Reflexiones de un hombre en un encuentro feminista



Asistir hoy a un espacio feminista forma parte de un proceso vivo y orgánico sobre el que no hay ni verdades ni certezas. Más bien, aún queda mucho recorrido para encontrarnos en espacios feministas tanto mujeres como hombres.

Después de haber pasado una intensa semana en Quito, entre el proceso de trabajo de Ciberseguras (una plataforma de soporte, acompañamiento y aprendizaje en seguridad digital para mujeres) y el I Encuentro Internacional Ciberfeminista, gestionado por El Churo; merece la pena tomarse un tiempo para plantear algunas reflexiones, que como hombre, me surge de la participación de espacios así.

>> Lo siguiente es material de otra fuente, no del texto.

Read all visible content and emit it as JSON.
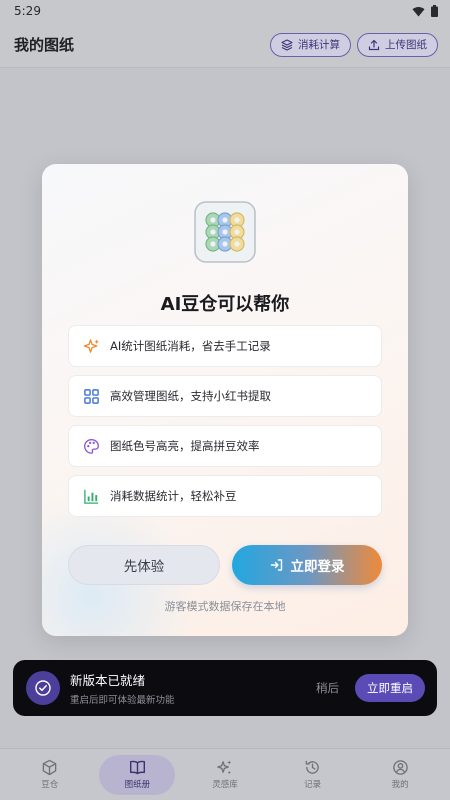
{
  "status_bar": {
    "time": "5:29"
  },
  "app_bar": {
    "title": "我的图纸",
    "consumption_button": "消耗计算",
    "upload_button": "上传图纸"
  },
  "modal": {
    "title": "AI豆仓可以帮你",
    "features": [
      {
        "icon": "sparkle-icon",
        "label": "AI统计图纸消耗，省去手工记录"
      },
      {
        "icon": "grid-icon",
        "label": "高效管理图纸，支持小红书提取"
      },
      {
        "icon": "palette-icon",
        "label": "图纸色号高亮，提高拼豆效率"
      },
      {
        "icon": "bar-chart-icon",
        "label": "消耗数据统计，轻松补豆"
      }
    ],
    "guest_button": "先体验",
    "login_button": "立即登录",
    "guest_note": "游客模式数据保存在本地"
  },
  "toast": {
    "title": "新版本已就绪",
    "subtitle": "重启后即可体验最新功能",
    "later": "稍后",
    "restart": "立即重启"
  },
  "bottom_nav": {
    "items": [
      {
        "label": "豆仓",
        "icon": "cube-icon",
        "active": false
      },
      {
        "label": "图纸册",
        "icon": "book-icon",
        "active": true
      },
      {
        "label": "灵感库",
        "icon": "sparkles-icon",
        "active": false
      },
      {
        "label": "记录",
        "icon": "history-icon",
        "active": false
      },
      {
        "label": "我的",
        "icon": "profile-icon",
        "active": false
      }
    ]
  },
  "colors": {
    "accent": "#5a4bb7",
    "login_gradient_start": "#22a7e0",
    "login_gradient_end": "#ef8a3a",
    "sparkle": "#f08a2c",
    "grid": "#3f74d6",
    "palette": "#8a56d2",
    "bar_chart": "#2fae6b"
  }
}
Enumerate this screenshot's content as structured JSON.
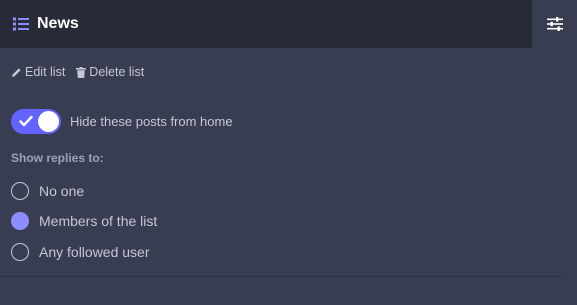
{
  "header": {
    "title": "News",
    "list_icon": "list-icon",
    "settings_icon": "sliders-icon"
  },
  "actions": {
    "edit_label": "Edit list",
    "delete_label": "Delete list"
  },
  "toggle": {
    "label": "Hide these posts from home",
    "on": true
  },
  "replies": {
    "label": "Show replies to:",
    "options": [
      {
        "label": "No one",
        "checked": false
      },
      {
        "label": "Members of the list",
        "checked": true
      },
      {
        "label": "Any followed user",
        "checked": false
      }
    ]
  },
  "colors": {
    "accent": "#6364ff",
    "radio_checked": "#8c8dff",
    "background": "#393d51",
    "header": "#282a38"
  }
}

Primero de todo deberíamos pararnos un momento a pensar sobre el término “feminista”. Creo que ya no quedan más formas de contar y explicar lo que es y lo que no es, pero lamentablemente, sigue siendo necesario darse un momento a explicarlo. Y qué mejor que hacerlo con dibujitos, y si son tan buenos como los de Pictoline mejor que mejor:

Y entonces, ¿por qué usamos esa palabra y no otra? ¿por qué genera tanto sarpullido al mencionarla? Vamos con otra gran ilustración de Pictoline de nuevo:

Ahí nos encontramos en el gran dilema: si bien el feminismo no habla exclusivamente de problemáticas de mujeres sí encara una visión y ejercicio vital desde una perspectiva de género, y ahí, es dónde la problemática de acceso, justicia, equidad e incluso, derecho a la vida, se torna una cuestión de y para las mujeres.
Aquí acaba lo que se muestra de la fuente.